Local models are already functioning well as a force multiplier. It can help explain logic, do minor refactoring, debugging etc. but with a bit of latency. I do think this is where we’re headed since the frontier models required for generating a full prototype can’t make production quality code and it is prohibitively expensive to do so. As far as I’ve heard, they’re generally running spending ten times as much as they earn per token.
My guess is the next big thing to come out is, we can probably squeeze a lot more reliability out of smaller models. But their workflows, context, validations, etc will need to be very tightly optimized.
I can see harnesses coming with their own highly specialized lightweight models in the future. Some for very efficiently converting a basic prompt into chain-of-thought steps. Some for very efficiently determining relevant parts of a repository. Some for… a lot of highly specialized stuff. Then the harness would orchestrate these under the hood, reducing the cognitive load placed on any larger generalized LLMs. Those “larger generalized LLMs” could be something like 12b parameters.
Hopefully, soon after, we can start benchmarking how much different harnesses and augmentations improve baseline model performance. Ideally, in the long run, with a deeper understanding of how to tailor harness to workload and produce more procedural determinism. Then we can start configuring harnesses like data pipelines and run them through higher-level orchestration like Airflow too.
Sadly, that’s true
Tried to refactor a spaghetti code state machine and thought, well, AI should handle this well. All the logic is there, just separate it into small functions to clean up the large one.
None was able to, alone because of the context window already
To be fair though, I tried Mistral online and it also stumbled around. ChatGPT was a complete clusterfuck - haven’t tried Claude.

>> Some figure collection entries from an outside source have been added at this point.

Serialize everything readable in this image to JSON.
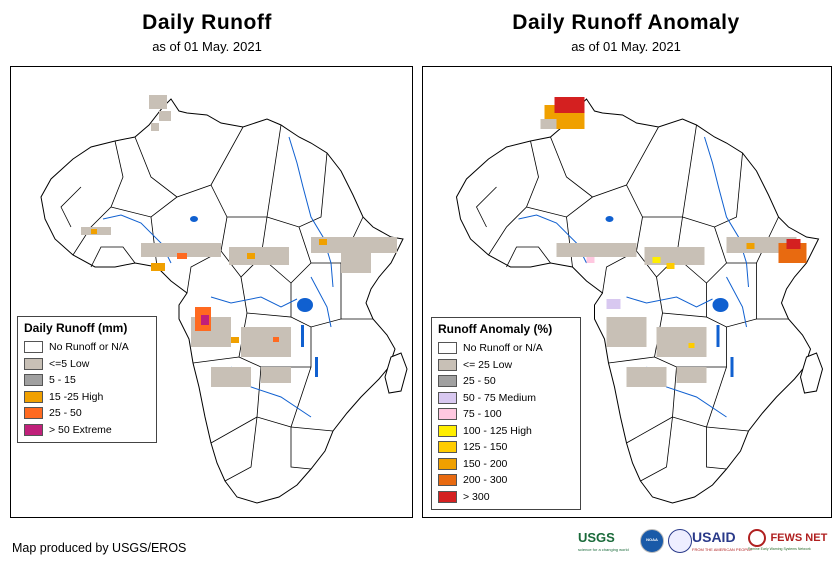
{
  "left_panel": {
    "title": "Daily Runoff",
    "subtitle": "as of 01 May. 2021",
    "legend": {
      "title": "Daily Runoff (mm)",
      "items": [
        {
          "label": "No Runoff or N/A",
          "color": "#ffffff"
        },
        {
          "label": "<=5 Low",
          "color": "#c8c0b6"
        },
        {
          "label": "5 - 15",
          "color": "#a0a0a0"
        },
        {
          "label": "15 -25 High",
          "color": "#f0a000"
        },
        {
          "label": "25 - 50",
          "color": "#ff6a20"
        },
        {
          "label": "> 50 Extreme",
          "color": "#c0207a"
        }
      ]
    }
  },
  "right_panel": {
    "title": "Daily Runoff Anomaly",
    "subtitle": "as of 01 May. 2021",
    "legend": {
      "title": "Runoff Anomaly (%)",
      "items": [
        {
          "label": "No Runoff or N/A",
          "color": "#ffffff"
        },
        {
          "label": "<= 25 Low",
          "color": "#c8c0b6"
        },
        {
          "label": "25 - 50",
          "color": "#a0a0a0"
        },
        {
          "label": "50 - 75 Medium",
          "color": "#d8c8f0"
        },
        {
          "label": "75 - 100",
          "color": "#ffc8e0"
        },
        {
          "label": "100 - 125 High",
          "color": "#ffee00"
        },
        {
          "label": "125 - 150",
          "color": "#ffcc00"
        },
        {
          "label": "150 - 200",
          "color": "#f0a000"
        },
        {
          "label": "200 - 300",
          "color": "#e86a10"
        },
        {
          "label": "> 300",
          "color": "#d42020"
        }
      ]
    }
  },
  "credit": "Map produced by USGS/EROS",
  "logos": {
    "usgs": "USGS",
    "usgs_tagline": "science for a changing world",
    "noaa": "NOAA",
    "usaid": "USAID",
    "usaid_tagline": "FROM THE AMERICAN PEOPLE",
    "fewsnet": "FEWS NET",
    "fewsnet_tagline": "Famine Early Warning Systems Network"
  },
  "colors": {
    "water": "#1060d0",
    "border": "#000000"
  }
}
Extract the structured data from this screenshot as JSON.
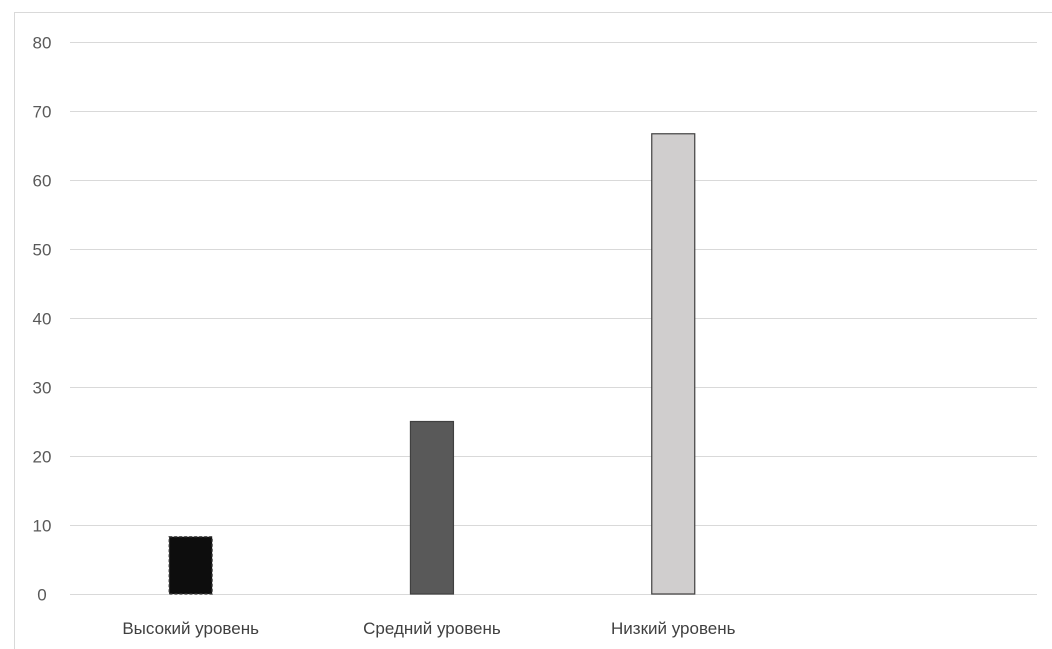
{
  "chart_data": {
    "type": "bar",
    "title": "",
    "xlabel": "",
    "ylabel": "",
    "categories": [
      "Высокий уровень",
      "Средний уровень",
      "Низкий уровень"
    ],
    "values": [
      8.3,
      25,
      66.7
    ],
    "ylim": [
      0,
      80
    ],
    "yticks": [
      0,
      10,
      20,
      30,
      40,
      50,
      60,
      70,
      80
    ],
    "grid": true,
    "legend": "none",
    "colors": [
      "#0d0d0d",
      "#595959",
      "#d0cece"
    ],
    "bar_outline": "#404040",
    "grid_color": "#d9d9d9",
    "frame_color": "#d9d9d9"
  }
}
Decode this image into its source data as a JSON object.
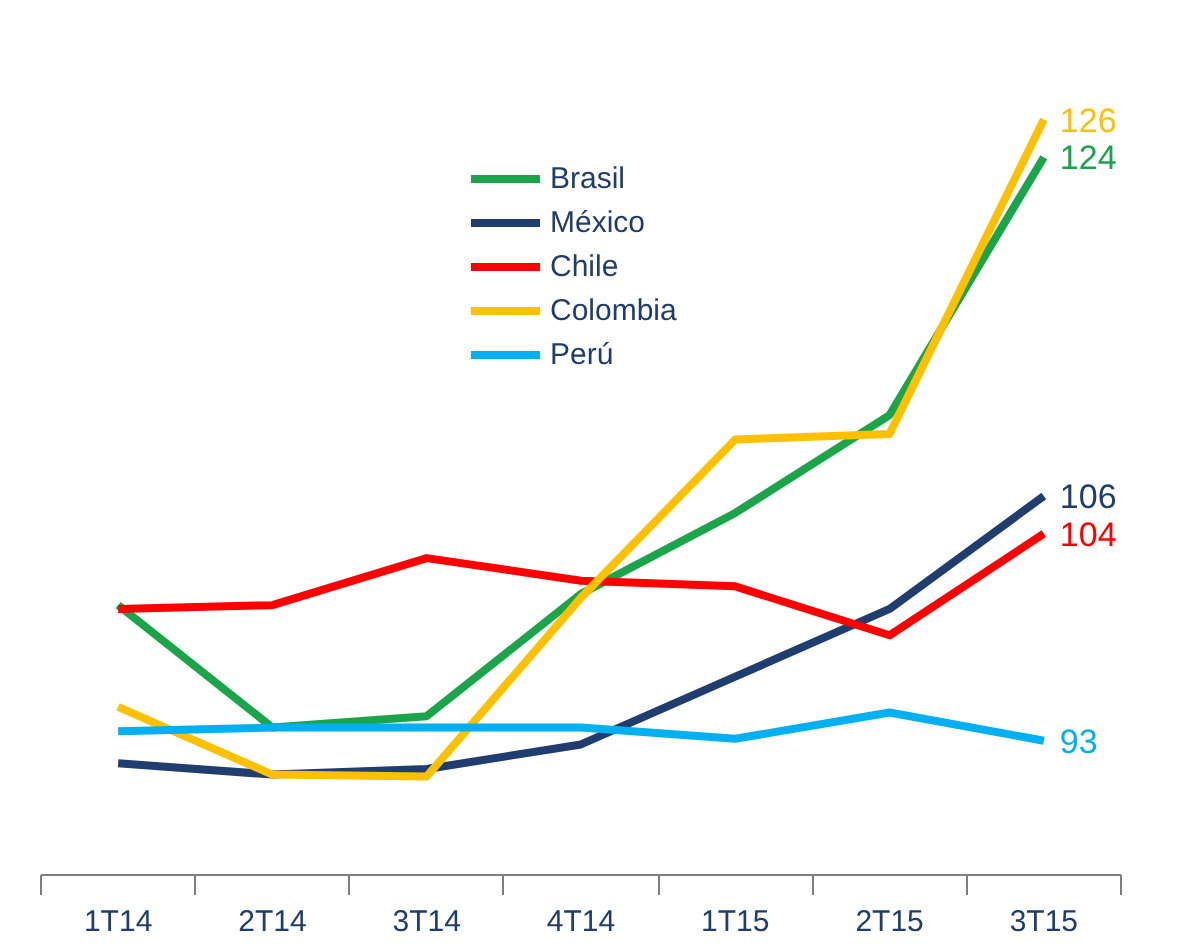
{
  "chart_data": {
    "type": "line",
    "categories": [
      "1T14",
      "2T14",
      "3T14",
      "4T14",
      "1T15",
      "2T15",
      "3T15"
    ],
    "series": [
      {
        "name": "Brasil",
        "color": "#1aa54a",
        "values": [
          100.2,
          93.7,
          94.3,
          100.8,
          105.1,
          110.3,
          124
        ],
        "value_labels": [
          null,
          null,
          null,
          null,
          null,
          null,
          "124"
        ]
      },
      {
        "name": "México",
        "color": "#1f3d6e",
        "values": [
          91.8,
          91.2,
          91.5,
          92.8,
          96.4,
          100.0,
          106
        ],
        "value_labels": [
          null,
          null,
          null,
          null,
          null,
          null,
          "106"
        ]
      },
      {
        "name": "Chile",
        "color": "#ff0000",
        "values": [
          100.0,
          100.2,
          102.7,
          101.5,
          101.2,
          98.6,
          104
        ],
        "value_labels": [
          null,
          null,
          null,
          null,
          null,
          null,
          "104"
        ]
      },
      {
        "name": "Colombia",
        "color": "#ffc000",
        "values": [
          94.8,
          91.2,
          91.1,
          100.6,
          109.0,
          109.3,
          126
        ],
        "value_labels": [
          null,
          null,
          null,
          null,
          null,
          null,
          "126"
        ]
      },
      {
        "name": "Perú",
        "color": "#00b0f0",
        "values": [
          93.5,
          93.7,
          93.7,
          93.7,
          93.1,
          94.5,
          93
        ],
        "value_labels": [
          null,
          null,
          null,
          null,
          null,
          null,
          "93"
        ]
      }
    ],
    "tick_labels": "x",
    "grid": false,
    "legend": "top",
    "marker": "none",
    "line_style": "solid"
  }
}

To be even fairer… it’s a really large state machine, which was written on site during a fever and in stress - so… To defend myself a bit as well, how it even came to that ;-)
But seems, I’ll need to go through this myself
Actually thought, that this would be a perfect example for using AI…
Yeah LLM’s can help with many tasks but then there are times they just spout nonsense, or syntactically correct nonsense, the model size and context window just changes when they hit their limit.
Sometimes you have to call it quits, and try another way.
Why would a developer likely have a high end GPU? Writing code doesn’t use a GPU.
There is a significant overlap between developers and gamers.
Most developers use their work provided machines, which aren’t gaming machines with giant GPUs because again, GPUs don’t help development at all.
Also developers often want more ram, and if youre on the mac side, the M series ram works as video ram for loading and running models, so there’s a good chance you can already run something better than is typical of others, and apple is focusing on this by adding more NPUs and increasing memory bandwidth. They arent good at training, but can do inference.
I’m on a MacBook with M2, 32GB ram. Literally just tried:
Well, I guess I’ll try again next year.
For context: my home pc is running gemma4:31b just fine. It’s also a beefy ass desktop, though.
Are you running an mlx model? If not, try that. My m4 macbook runs qwen3.6-35b-a3b lightning fast. Has its issues, but fast nonetheless.
You might be doing something wrong, models that size shouldn’t be that slow if properly configured on a 32gb m2
You need a metal optimized client and model, not the same models you’d run on your desktop machine.